Interactions of cultures and top people of Wikipedia in 24 language editions

par Clément Sire - 5 février 2015

Wikipedia is a huge global repository of human knowledge, that can be leveraged to investigate intertwinements between cultures. With this aim in mind, two scientists at the LPT (Young-Ho Eom, postdoc, and Dima Shepelyansky, Research Director at the CNRS) and their collaborators in Barcelona and Milano have applied two methods (Markov chains and Google matrix) for the analysis of the hyperlink networks of 24 Wikipedia language editions, and ranked all their articles using Google’s PageRank, 2DRank, and CheiRank algorithms (since 2009, LPT scientists were particularly involved in the development of the latter two).
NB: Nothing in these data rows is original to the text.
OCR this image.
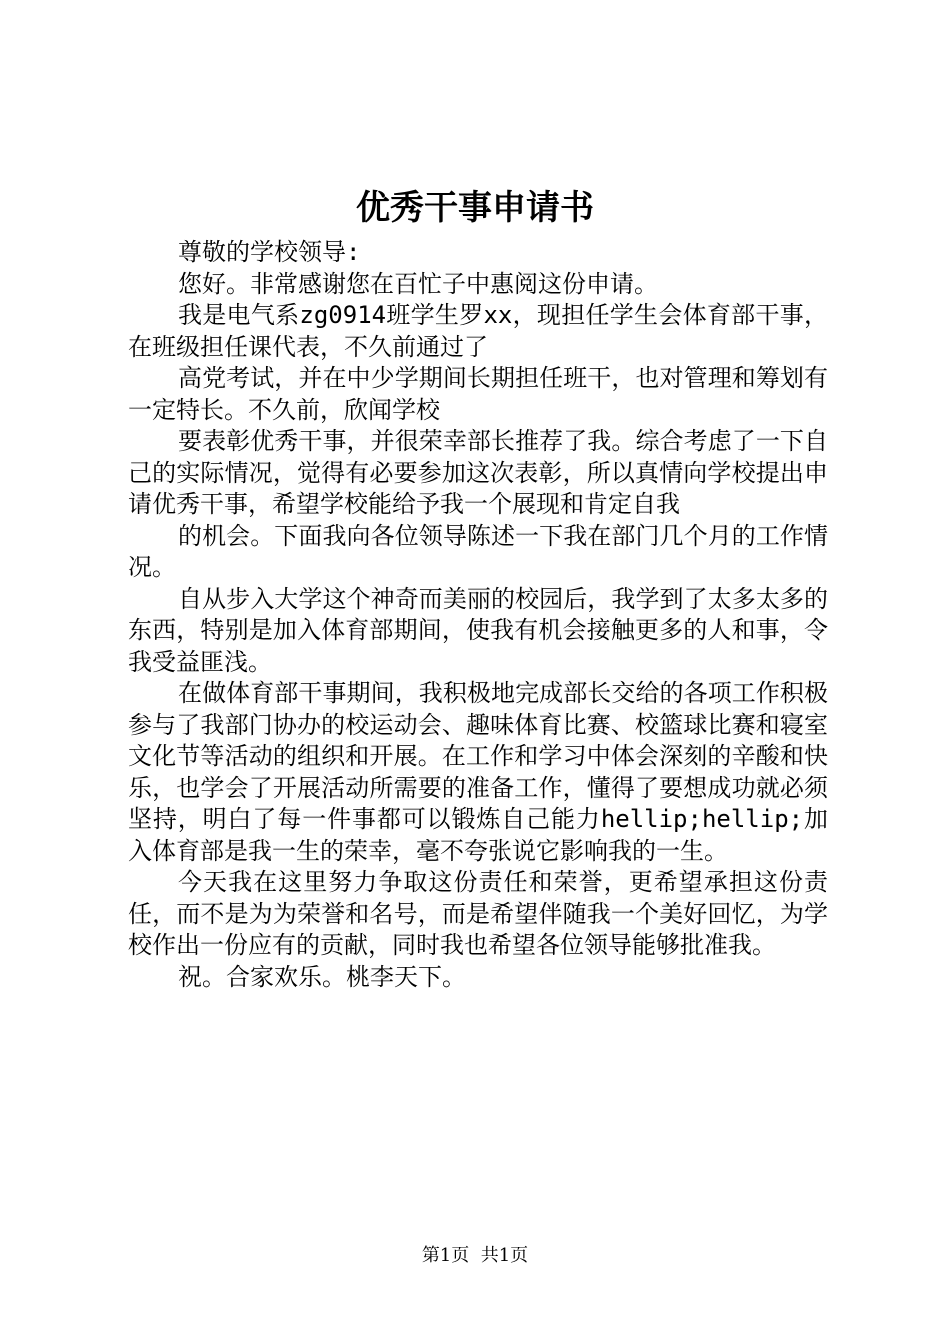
优秀干事申请书

尊敬的学校领导:

您好。非常感谢您在百忙子中惠阅这份申请。

我是电气系zg0914班学生罗xx，现担任学生会体育部干事，在班级担任课代表，不久前通过了

高党考试，并在中少学期间长期担任班干，也对管理和筹划有一定特长。不久前，欣闻学校

要表彰优秀干事，并很荣幸部长推荐了我。综合考虑了一下自己的实际情况，觉得有必要参加这次表彰，所以真情向学校提出申请优秀干事，希望学校能给予我一个展现和肯定自我

的机会。下面我向各位领导陈述一下我在部门几个月的工作情况。

自从步入大学这个神奇而美丽的校园后，我学到了太多太多的东西，特别是加入体育部期间，使我有机会接触更多的人和事，令我受益匪浅。

在做体育部干事期间，我积极地完成部长交给的各项工作积极参与了我部门协办的校运动会、趣味体育比赛、校篮球比赛和寝室文化节等活动的组织和开展。在工作和学习中体会深刻的辛酸和快乐，也学会了开展活动所需要的准备工作，懂得了要想成功就必须坚持，明白了每一件事都可以锻炼自己能力hellip;hellip;加入体育部是我一生的荣幸，毫不夸张说它影响我的一生。

今天我在这里努力争取这份责任和荣誉，更希望承担这份责任，而不是为为荣誉和名号，而是希望伴随我一个美好回忆，为学校作出一份应有的贡献，同时我也希望各位领导能够批准我。

祝。合家欢乐。桃李天下。

第1页  共1页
Using automatic extraction of people names (and their place of birth and birthdate), they have obtained the top 100 historical figures for each edition and for each algorithm, and have investigated their spatial, temporal, and gender distributions in dependence of their cultural origins. This study demonstrates not only the existence of skewness with local figures, mainly recognized only in their own culture, but also the existence of global historical figures appearing in a large number of editions. The scientists have performed an analysis of the evolution of such figures through 35 centuries of human history for each language, thus recovering interactions and entanglement of cultures over time. They also obtained the distributions of historical figures over world countries, highlighting geographical aspects of cross-cultural links. Considering historical figures who appear in multiple editions as interactions between cultures, they have constructed an interaction network of cultures and identified the most influential cultures according to such network (and ranking algorithms).
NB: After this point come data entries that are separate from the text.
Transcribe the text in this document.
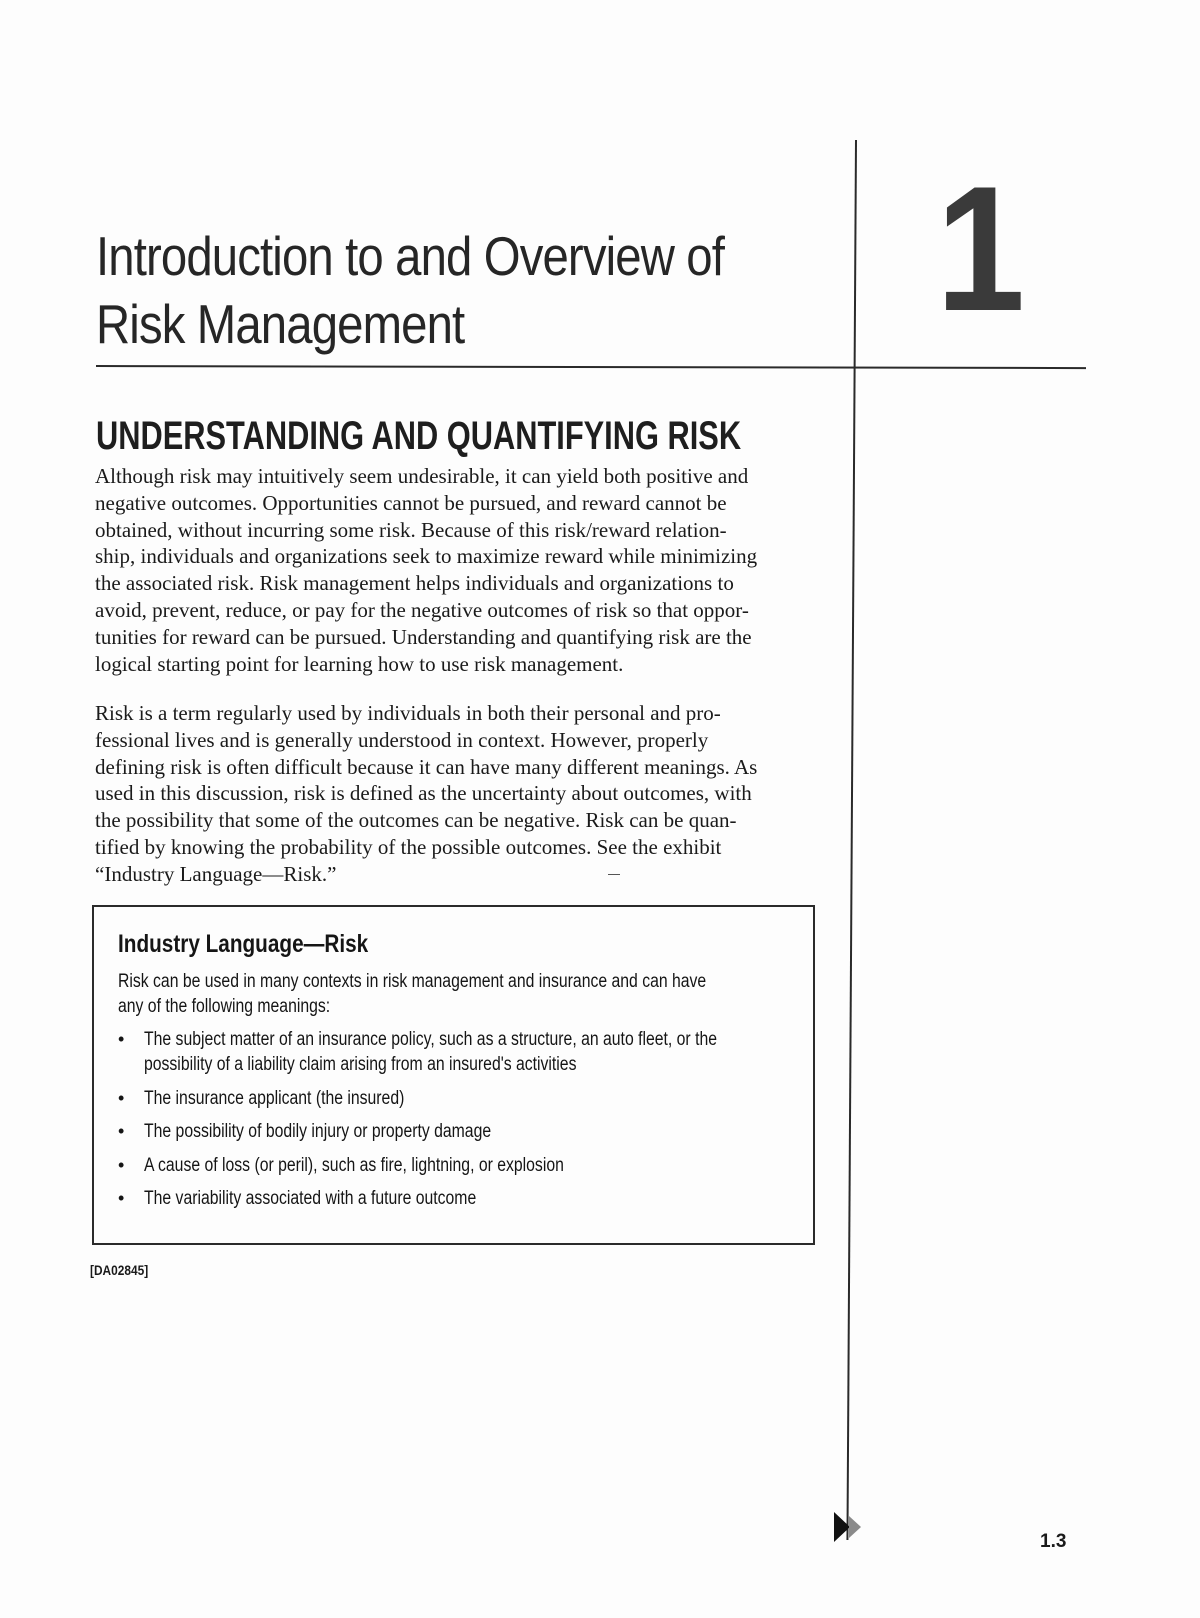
Introduction to and Overview of
Risk Management	1
UNDERSTANDING AND QUANTIFYING RISK

Although risk may intuitively seem undesirable, it can yield both positive and
negative outcomes. Opportunities cannot be pursued, and reward cannot be
obtained, without incurring some risk. Because of this risk/reward relation-
ship, individuals and organizations seek to maximize reward while minimizing
the associated risk. Risk management helps individuals and organizations to
avoid, prevent, reduce, or pay for the negative outcomes of risk so that oppor-
tunities for reward can be pursued. Understanding and quantifying risk are the
logical starting point for learning how to use risk management.

Risk is a term regularly used by individuals in both their personal and pro-
fessional lives and is generally understood in context. However, properly
defining risk is often difficult because it can have many different meanings. As
used in this discussion, risk is defined as the uncertainty about outcomes, with
the possibility that some of the outcomes can be negative. Risk can be quan-
tified by knowing the probability of the possible outcomes. See the exhibit
“Industry Language—Risk.”

Industry Language—Risk

Risk can be used in many contexts in risk management and insurance and can have
any of the following meanings:

• The subject matter of an insurance policy, such as a structure, an auto fleet, or the
possibility of a liability claim arising from an insured's activities
• The insurance applicant (the insured)
• The possibility of bodily injury or property damage
• A cause of loss (or peril), such as fire, lightning, or explosion
• The variability associated with a future outcome
[DA02845]
1.3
This approach allows to analyze interactions of cultures on purely mathematical and statistical grounds, hence excluding any possible bias which could have resulted from the cultural preferences of the investigators. Note that the above mentioned algorithms at play are intimately and formally related (or “intricated” !) to the study of the quantum motion of electrons in a random medium. In 2009, this connection had initially motivated the Quantum Coherence (Quantware) group at the LPT (led by one of the authors of the present study) to address problems in the field of (mostly human) complex networks.

The obtained global list of top 100 influential people gives 43 % overlap with the historical list of Hart. All top historical figures are listed on the the Quantware webpage dedicated to this study, along with maps illustrating their density distribution over the globe (see also the original article).

Reference : Y.-H. Eom (postdoc LPT), P. Aragon (Barcelona), D. Laniado (Barcelona), A. Kaltenbrunner (Barcelona), S. Vigna (Milano), and D. L. Shepelyansky (LPT), Interactions of cultures and top people of Wikipedia from ranking of 24 language editions, PLoS ONE 10(3) : e0114825 (2015) (link to the article in open access)

  • Dima Shepelyansky is the project leader of the European FET Open project New tools and algorithms for directed network analysis (NADINE) which partly supported this work.